Solitary organ autoimmune disorders, formerly known as autoimmune pancreatitis (AIP), autoimmune sialadenitis, and autoimmune sclerosing cholangitis, are now considered organ-specific manifestations of systemic immunoglobulin G4-related disease (IgG4-RD). AIP and IgG4-RD are characterized by elevated serum concentration of IgG4 antibody (Ab), accumulation of IgG4-expressing plasmacytes in the affected organs, and involvement of multiple organs. It is well established that enhanced IgG4 Ab responses are a hallmark of AIP and IgG4-RD for diagnosis and monitoring disease activity. However, a significant fraction of patients with AIP and IgG4-RD who develop chronic fibroinflammatory responses have normal serum concentrations of this IgG subtype. In addition, disease flare-up is sometimes seen even in the presence of normalized serum concentrations of IgG4 Ab after successful induction of remission by prednisolone. Therefore, it is necessary to identify new biomarkers based on the understanding of the pathophysiology of AIP and IgG4-RD. Recently, we found that activation of plasmacytoid dendritic cells producing both interferon-α (IFN-α) and interleukin-33 (IL-33) mediate murine AIP and human IgG4-RD. More importantly, we provided evidence that serum concentrations of IFN-α and IL-33 could be useful biomarkers for the diagnosis and monitoring of AIP and IgG4-RD activity after induction of remission in these autoimmune disorders. In this Frontier article, we have summarized and discussed biomarkers of AIP and IgG4-RD, including Igs, autoAbs, and cytokines to provide useful information not only for clinicians but also for researchers.

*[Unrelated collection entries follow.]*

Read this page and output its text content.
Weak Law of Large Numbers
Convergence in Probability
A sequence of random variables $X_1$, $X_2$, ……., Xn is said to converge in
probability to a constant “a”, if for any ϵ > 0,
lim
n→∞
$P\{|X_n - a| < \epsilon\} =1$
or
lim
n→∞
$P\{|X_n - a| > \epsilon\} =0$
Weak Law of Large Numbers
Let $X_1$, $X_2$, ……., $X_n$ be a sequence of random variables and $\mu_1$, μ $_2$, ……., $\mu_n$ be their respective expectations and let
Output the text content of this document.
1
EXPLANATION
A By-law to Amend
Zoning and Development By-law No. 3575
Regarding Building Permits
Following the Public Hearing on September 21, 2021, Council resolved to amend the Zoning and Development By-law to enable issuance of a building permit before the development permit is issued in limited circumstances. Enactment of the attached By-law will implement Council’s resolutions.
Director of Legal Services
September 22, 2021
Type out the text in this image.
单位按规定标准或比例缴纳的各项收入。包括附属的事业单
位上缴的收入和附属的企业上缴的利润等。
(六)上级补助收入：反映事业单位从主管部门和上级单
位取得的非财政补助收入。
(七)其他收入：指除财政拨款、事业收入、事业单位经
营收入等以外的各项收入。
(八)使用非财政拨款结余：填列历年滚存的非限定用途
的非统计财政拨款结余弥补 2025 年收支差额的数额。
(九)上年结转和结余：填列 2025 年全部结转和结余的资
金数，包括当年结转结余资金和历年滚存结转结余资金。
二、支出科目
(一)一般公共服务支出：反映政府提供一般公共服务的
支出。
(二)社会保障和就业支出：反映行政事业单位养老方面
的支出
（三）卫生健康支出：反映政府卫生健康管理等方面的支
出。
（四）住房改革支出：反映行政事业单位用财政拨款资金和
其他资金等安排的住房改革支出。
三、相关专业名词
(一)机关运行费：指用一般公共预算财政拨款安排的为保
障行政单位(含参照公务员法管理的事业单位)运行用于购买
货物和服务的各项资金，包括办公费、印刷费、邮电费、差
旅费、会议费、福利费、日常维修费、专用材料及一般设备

Keywords: Biomarker, Autoimmune pancreatitis, Immunoglobulin G4-related disease, Plasmacytoid dendritic cells, Cytokine, Chemokine

Core Tip: Autoimmune pancreatitis (AIP) and immunoglobulin G4-related disease (IgG4-RD) are new disease entities characterized by enhanced IgG4 antibody responses. Serum concentration of IgG4 antibody is widely used as a useful biomarker for diagnosis and disease activity monitoring in AIP and IgG4-RD. Recent studies have highlighted the importance of cytokine responses in the immunopathogenesis of these disorders. In this Frontier article, we have summarized our knowledge regarding cytokine responses in AIP and IgG4-RD and then discussed the utility of serum concentrations of cytokines as possible biomarkers.